We were very well until mid-channel between Dominica and Martinique, but suddenly the wind dropped and we had a quiet any dish. Our pilot was not mistaken in his judgment brought this unexpected calm; he said we were going to have a squall; he take the reef in the mainsail, place new maneuvers foremast and foresail; he visited the moorings cannons and reinforced the ropes that held the boat. No sooner had he finished than we were taken with a swirl of wind from the east-southeast, so angry and so uncivil that began sinking our mainsail. Even were we glad that we did not dismasted; we rescued the shreds of our sailing and we bougeâmes first to masts and ropes and then with a piece of trinquet, great as a towel. Although I was without a doubt one of the best sleepers of the sea, the case was so sudden that I could not close my eyes; besides, my mattress was soon soaking wet, as the blades covered us at any time from back to front. I sat flat on the back of fellow, wrapped in a cover and bound by the waist with a good rope, somewhat like a monkey, lest any blade or a roll did not take the liberty of shed off the edge.
 
People in deep silence obeyed at will at the slightest command and working with all their might. The sea seemed all on fire; time, which was black, was something awful; I could not see my hands by approaching my eyes lit up when he does point but the lightning was so vivid that I then saw all the movements of our people.
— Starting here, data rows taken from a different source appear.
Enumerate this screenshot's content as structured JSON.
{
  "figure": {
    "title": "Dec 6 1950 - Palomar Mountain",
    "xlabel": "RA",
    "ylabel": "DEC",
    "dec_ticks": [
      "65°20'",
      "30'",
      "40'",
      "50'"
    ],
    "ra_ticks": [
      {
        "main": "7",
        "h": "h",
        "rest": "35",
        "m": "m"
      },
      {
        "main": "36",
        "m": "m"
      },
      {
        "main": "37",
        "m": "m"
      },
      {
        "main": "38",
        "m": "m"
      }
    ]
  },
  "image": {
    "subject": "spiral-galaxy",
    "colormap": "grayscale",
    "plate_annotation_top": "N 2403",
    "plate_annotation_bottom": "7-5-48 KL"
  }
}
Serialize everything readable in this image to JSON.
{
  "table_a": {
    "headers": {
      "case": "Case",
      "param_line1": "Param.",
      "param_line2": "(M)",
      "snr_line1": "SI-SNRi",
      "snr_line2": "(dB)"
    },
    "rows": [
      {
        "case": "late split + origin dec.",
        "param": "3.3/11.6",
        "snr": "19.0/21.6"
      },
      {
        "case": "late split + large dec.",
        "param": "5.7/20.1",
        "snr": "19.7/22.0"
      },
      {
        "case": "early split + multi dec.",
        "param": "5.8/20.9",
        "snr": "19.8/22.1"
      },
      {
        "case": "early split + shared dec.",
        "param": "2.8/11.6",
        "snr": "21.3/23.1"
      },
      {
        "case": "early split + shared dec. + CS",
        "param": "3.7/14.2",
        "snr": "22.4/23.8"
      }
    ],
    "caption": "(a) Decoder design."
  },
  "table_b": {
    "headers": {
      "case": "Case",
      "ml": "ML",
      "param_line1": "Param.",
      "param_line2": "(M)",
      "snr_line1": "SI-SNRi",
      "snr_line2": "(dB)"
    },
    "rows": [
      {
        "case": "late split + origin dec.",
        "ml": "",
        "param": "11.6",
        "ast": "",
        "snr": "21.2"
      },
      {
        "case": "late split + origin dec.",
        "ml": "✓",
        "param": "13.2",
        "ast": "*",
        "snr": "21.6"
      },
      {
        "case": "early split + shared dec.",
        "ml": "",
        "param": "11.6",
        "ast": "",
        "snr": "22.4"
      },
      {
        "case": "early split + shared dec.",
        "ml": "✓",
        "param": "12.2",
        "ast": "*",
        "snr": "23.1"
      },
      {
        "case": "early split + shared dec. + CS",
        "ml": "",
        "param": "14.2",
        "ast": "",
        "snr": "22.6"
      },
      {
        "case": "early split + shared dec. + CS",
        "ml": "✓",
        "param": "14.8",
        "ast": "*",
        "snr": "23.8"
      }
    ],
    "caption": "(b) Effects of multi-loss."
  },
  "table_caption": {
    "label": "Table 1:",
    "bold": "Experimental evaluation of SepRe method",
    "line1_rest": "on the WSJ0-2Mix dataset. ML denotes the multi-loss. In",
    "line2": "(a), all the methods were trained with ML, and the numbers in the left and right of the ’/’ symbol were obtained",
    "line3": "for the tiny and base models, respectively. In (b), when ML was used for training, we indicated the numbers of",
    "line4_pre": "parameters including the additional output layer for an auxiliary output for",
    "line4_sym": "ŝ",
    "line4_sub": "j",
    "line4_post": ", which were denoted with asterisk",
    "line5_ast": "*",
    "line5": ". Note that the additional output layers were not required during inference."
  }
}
Captain Daniel gave me a water bottle of spirits, which I swallowed adroitly a good shot, because it should not be awkward to put a bottle in his mouth without breaking teeth. This liquor, which I never liked, then seemed excellent; it warmed me as I was half frozen, the water of the sea with this property in hot countries to be extremely cold, and I had nothing dry on the body. About four o'clock in the morning the rain fell and fell violently much wind, and at day one of our men shouted land downwind us.